Second, China is tackling chronic overcapacity problems, and the shipping industry should look into the Twenty Suggestions on Helping the Shipping Industry to Reform and Become a Healthy China (hereunder “the suggestions”) ,which includes tackling the overcapacity, transformation and upgrading the industry, improving the market supervision, relieving the burden of enterprise and upgrading the service level of the industry. Mr. Zhang believed that, such policies will help the recovery of the industry and promote a smooth, sustainable development of the domestic shipping market.
Third, Zhang believed the China (Shanghai) Pilot Free Trade Zone is an opportunity for carriers and SSE. The exchange also plans to set up a derivative trading company in the new zone aimed at furthering the development of the freight derivate market and promoting the development of Shanghai shipping center.
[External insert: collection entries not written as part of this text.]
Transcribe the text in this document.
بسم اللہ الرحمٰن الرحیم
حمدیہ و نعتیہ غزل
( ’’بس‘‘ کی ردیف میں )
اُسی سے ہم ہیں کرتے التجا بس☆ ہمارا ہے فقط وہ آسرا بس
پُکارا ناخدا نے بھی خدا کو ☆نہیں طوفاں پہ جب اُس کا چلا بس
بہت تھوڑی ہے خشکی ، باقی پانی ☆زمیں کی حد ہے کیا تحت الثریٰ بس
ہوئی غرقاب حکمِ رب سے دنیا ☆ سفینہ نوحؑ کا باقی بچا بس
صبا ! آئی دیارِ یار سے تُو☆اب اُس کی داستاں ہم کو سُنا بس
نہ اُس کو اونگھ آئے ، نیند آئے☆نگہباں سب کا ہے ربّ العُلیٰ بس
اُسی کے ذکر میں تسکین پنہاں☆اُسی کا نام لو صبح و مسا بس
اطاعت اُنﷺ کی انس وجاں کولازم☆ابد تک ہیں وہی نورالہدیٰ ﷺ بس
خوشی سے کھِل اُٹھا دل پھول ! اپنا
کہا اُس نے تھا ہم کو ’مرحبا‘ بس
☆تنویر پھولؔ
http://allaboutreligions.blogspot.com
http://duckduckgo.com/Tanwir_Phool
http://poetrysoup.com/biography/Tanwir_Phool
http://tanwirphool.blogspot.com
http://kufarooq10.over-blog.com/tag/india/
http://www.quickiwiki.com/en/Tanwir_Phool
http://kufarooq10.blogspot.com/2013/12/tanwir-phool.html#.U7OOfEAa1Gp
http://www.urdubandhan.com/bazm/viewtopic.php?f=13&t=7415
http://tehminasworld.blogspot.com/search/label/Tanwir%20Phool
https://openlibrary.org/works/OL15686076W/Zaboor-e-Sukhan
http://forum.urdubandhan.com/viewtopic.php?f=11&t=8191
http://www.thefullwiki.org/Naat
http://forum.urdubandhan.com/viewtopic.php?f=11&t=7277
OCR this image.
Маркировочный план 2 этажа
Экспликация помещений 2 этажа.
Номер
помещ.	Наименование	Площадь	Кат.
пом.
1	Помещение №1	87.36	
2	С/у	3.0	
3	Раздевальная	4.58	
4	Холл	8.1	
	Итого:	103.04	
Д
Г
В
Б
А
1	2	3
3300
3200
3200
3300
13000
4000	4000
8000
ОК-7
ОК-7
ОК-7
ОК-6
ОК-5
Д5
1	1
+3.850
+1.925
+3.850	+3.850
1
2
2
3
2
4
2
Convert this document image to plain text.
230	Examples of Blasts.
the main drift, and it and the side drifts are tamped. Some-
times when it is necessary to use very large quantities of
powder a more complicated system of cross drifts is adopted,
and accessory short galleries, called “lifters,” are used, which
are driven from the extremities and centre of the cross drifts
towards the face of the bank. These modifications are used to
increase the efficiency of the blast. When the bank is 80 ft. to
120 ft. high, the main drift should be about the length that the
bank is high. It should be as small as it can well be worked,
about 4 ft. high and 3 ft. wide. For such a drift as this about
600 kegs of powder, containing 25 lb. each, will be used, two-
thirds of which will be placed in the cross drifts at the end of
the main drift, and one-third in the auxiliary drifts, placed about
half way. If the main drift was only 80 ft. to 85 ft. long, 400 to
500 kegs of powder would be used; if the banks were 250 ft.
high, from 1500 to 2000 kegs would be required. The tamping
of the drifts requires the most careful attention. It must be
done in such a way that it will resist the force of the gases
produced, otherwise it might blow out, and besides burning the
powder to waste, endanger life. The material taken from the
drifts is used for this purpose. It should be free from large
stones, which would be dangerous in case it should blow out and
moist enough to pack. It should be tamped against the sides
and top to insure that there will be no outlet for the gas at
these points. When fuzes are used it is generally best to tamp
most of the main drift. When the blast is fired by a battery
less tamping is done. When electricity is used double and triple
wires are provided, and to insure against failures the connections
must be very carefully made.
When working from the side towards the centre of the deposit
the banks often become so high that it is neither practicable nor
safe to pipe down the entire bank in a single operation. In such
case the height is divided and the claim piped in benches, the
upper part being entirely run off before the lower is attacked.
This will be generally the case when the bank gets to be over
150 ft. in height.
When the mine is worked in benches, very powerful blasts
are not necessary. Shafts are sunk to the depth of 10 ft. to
Four, Mr. Zhang believes that supervision, transparency, long-term agreements (especially the index linked contract) and derivatives will be the four key factors to maintain freight rates. The recent launch of accurate shipping rates filing system by Ministry of Transport would be the first step to meet the target. Mr. Zhang said,” in the past, they only needed to provide a range of shipping freight. Some carriers were providing their shipping freight in a range of $50 to $5,000, which is ridiculous”. When comes to the prospective of China derivative development, Mr. Zhang is full of confidence. He believes the industry will become more receptive to the derivatives market. “It is a very good tool for hedging, and it all depends how you are going to use it,” Mr. Zhang said.
The question, given by the moderator, Peter Tirschwell, is whether the shipping giants of P3 alliance have knocked at the right door in China. “As the law-ruled government, the Chinese government will manage this issue according to law”, Mr. Zhang said.